The latest addition to the University of Winnipeg bookshelf is one many readers will want to devour.
mmm…Manitoba: The Stories Behind the Foods We Eat by Kimberley Moore and Janis Thiessen is available now from University of Manitoba Press. A free excerpt is also available online.
Copies will also be available at a book launch event this Wednesday, April 17 at 7:00 p.m. at the Manitoba Museum (190 Rupert Avenue). Moore and Thiessen will be on hand for a reading and signing.
One of our goals for the book—and for the Manitoba Food History Project as a whole—was to add to the understanding of what ‘food production’ means.
Kimberley Moore and Janis Thiessen
mmm…Manitoba offers readers an irresistible blend of stories, recipes, maps, archival records, biographies, and photographs that showcase the province’s diverse food histories. Chapters cover food security and regulation, Indigenous foodways and agriculture, capitalism’s impact on the agri-food industry, and the networks between food producers and retailers. The book also explores the roles of gender, ethnicity, migration, and colonialism in Manitoba’s food history.
Moore, Adjunct Professor and Programming and Collections Specialist at UWinnipeg’s Oral History Centre, and Thiessen, Professor in the Department of History, logged many miles in the Manitoba Food History Truck to compile the interviews and recipes sandwiched between the covers of mmm…Manitoba.
The COVID-19 pandemic provided them with an opportunity to sift through and reflect on the stories and recipes they had collected and compile them into a book that will broaden readers’ assumptions about food in the Keystone Province.
“As a prairie province, there is a tendency to associate food history here with agriculture, and the deeply engrained perception of Manitoba as Canada’s ‘breadbasket,’” Moore and Thiessen said. “One of our goals for the book—and for the Manitoba Food History Project as a whole—was to add to the understanding of what ‘food production’ means. So, we explored food production in contexts like Indigenous farming practices past and present, in households and communities, and in industries beyond farming like the restaurant industry, and cottage industries such as perogy-making.”
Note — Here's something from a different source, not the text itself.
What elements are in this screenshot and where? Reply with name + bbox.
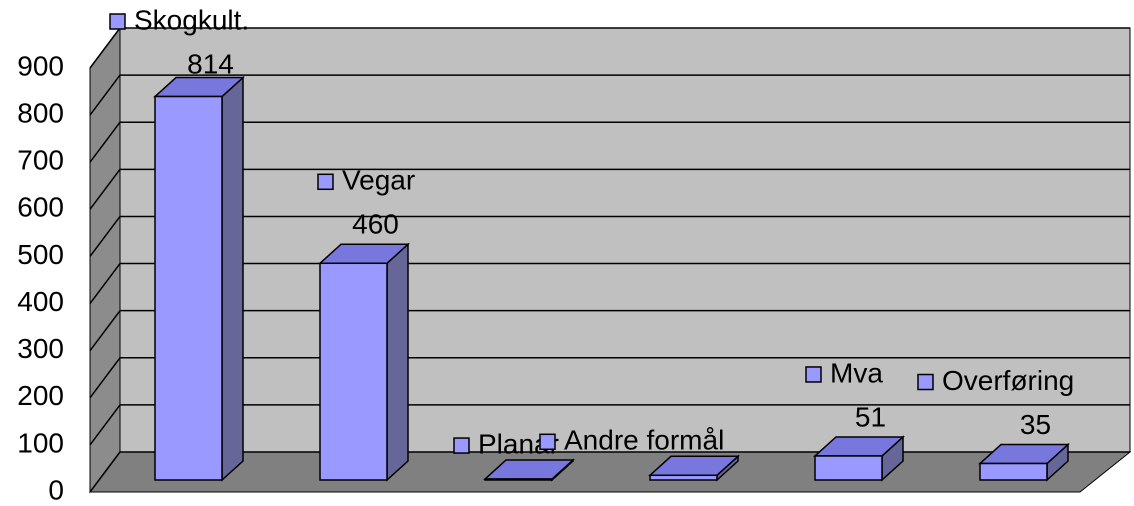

One of their guiding principles is that “food has a social life.”
“Often, what we enjoy about certain foods, and what they mean to us, extends beyond our personal lives and preferences,” Moore and Thiessen said. “For example, the reason we love Fat Boys, or feel nostalgia and comfort in restaurants like Kelekis’ or Salisbury House, isn’t just because we as individuals like to eat a particular food from a particular place. Elements of community, identity, and belonging are found in restaurant booths, and gained along with the perogies we buy from our local perogy ladies or at fundraisers.”
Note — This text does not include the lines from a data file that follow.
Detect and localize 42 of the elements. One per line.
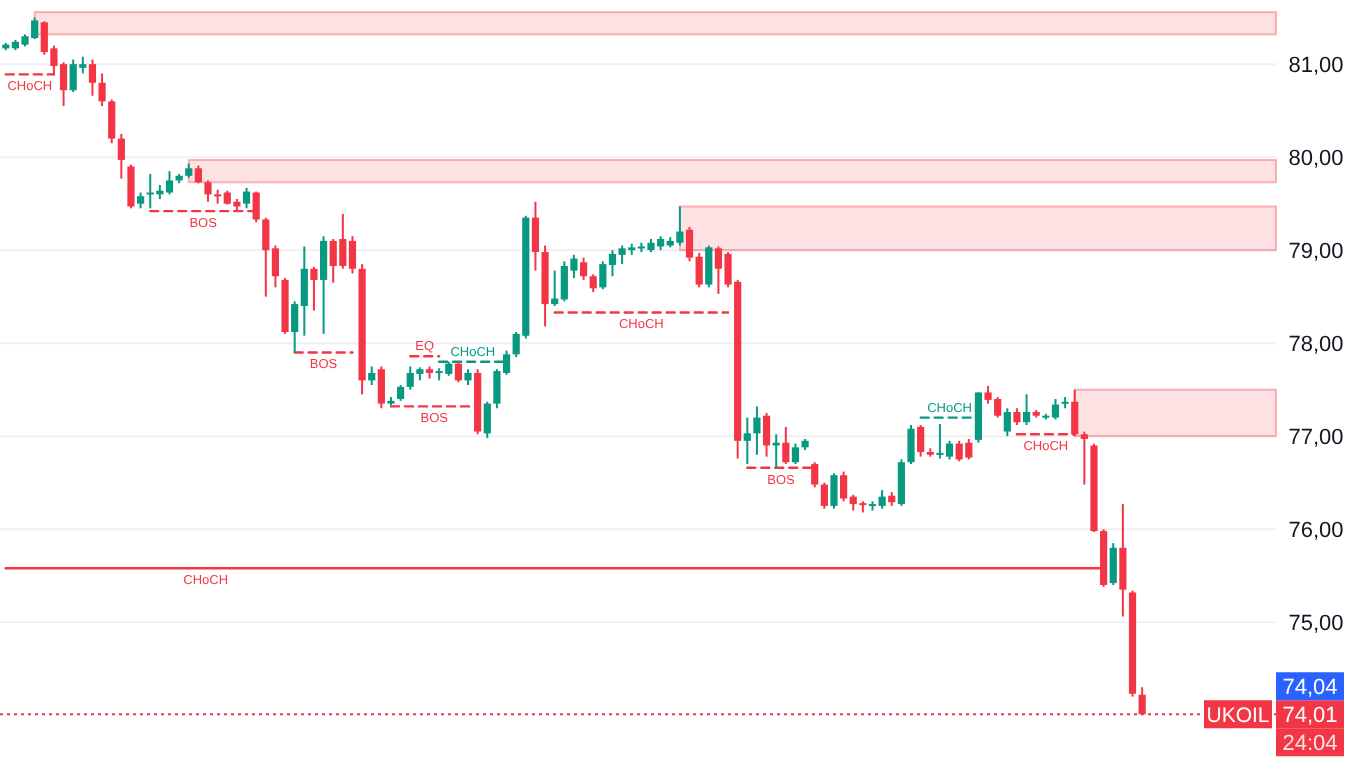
candlestick (531, 200, 540, 272)
candlestick (310, 265, 318, 312)
ref-line-label: 74,01 (1282, 704, 1338, 729)
candlestick (108, 98, 116, 145)
y-tick-label: 78,00 (1288, 332, 1344, 357)
candlestick (454, 360, 462, 384)
candlestick (1022, 393, 1031, 427)
candlestick (753, 405, 761, 456)
candlestick (204, 179, 212, 203)
candlestick (377, 365, 385, 410)
candlestick (579, 256, 588, 281)
candlestick (782, 425, 790, 466)
y-tick-label: 79,00 (1288, 239, 1344, 264)
candlestick (368, 365, 376, 387)
candlestick (98, 72, 106, 108)
text: 74,04 (1282, 676, 1338, 701)
y-tick-label: 81,00 (1288, 53, 1344, 78)
text: UKOIL (1206, 704, 1270, 729)
candlestick (830, 472, 838, 510)
candlestick (1080, 430, 1088, 486)
candlestick (1003, 407, 1011, 438)
candlestick (917, 424, 925, 458)
candlestick (88, 58, 97, 97)
candlestick (1119, 503, 1127, 618)
y-tick-label: 77,00 (1288, 425, 1344, 450)
candlestick (483, 400, 491, 440)
y-tick-label: 76,00 (1288, 518, 1344, 543)
candlestick (319, 235, 328, 335)
y-tick-label: 75,00 (1288, 611, 1344, 636)
candlestick (897, 458, 905, 507)
text: 24:04 (1282, 732, 1338, 757)
candlestick (791, 442, 800, 466)
candlestick (762, 411, 771, 458)
candlestick (1109, 542, 1117, 586)
candlestick (705, 244, 713, 289)
candlestick (117, 132, 125, 180)
candlestick (820, 481, 828, 510)
candlestick (127, 163, 135, 210)
candlestick (907, 424, 915, 466)
candlestick (743, 416, 751, 466)
candlestick (242, 186, 251, 210)
y-tick-label: 80,00 (1288, 146, 1344, 171)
The book is just one outcome of the multi-year, SSHRC-funded Manitoba Food History Project, whose goal is to produce a comprehensive history of food manufacturing, production, retailing, and consumption in Manitoba from 1870 to the present.
QR codes embedded in the book connect readers to other aspects of the Manitoba Food History Project, the most visible aspect of which is the award-winning Manitoba Food History Truck, which hit the road in 2018.
Manitobans from across the province stepped aboard the mobile research station to share family recipes, favourite dishes, fond memories, and personal stories, now archived at the Oral History Centre, that inform understandings of the history of Manitoba. Many have been produced as podcasts, soundscapes, ArcGIS story maps, and more.
The trips left the authors with many memories of their own. Moore recalled a 2019 rainstorm that forced her, Thiessen, and collaborator Kent Davies to take cover in the truck’s cab, only to discover the roof had a leak.
Thiessen recalled taking the train to Churchill and observing the important role the train plays in northern Manitoba communities.
“I will never forget the regret (and hunger) I felt when I realized that regular travellers knew when to phone Thompson to order their pizzas delivered by taxi to the train station,” she said. “The smell of those pizzas as we continued on to Winnipeg was so amazing!”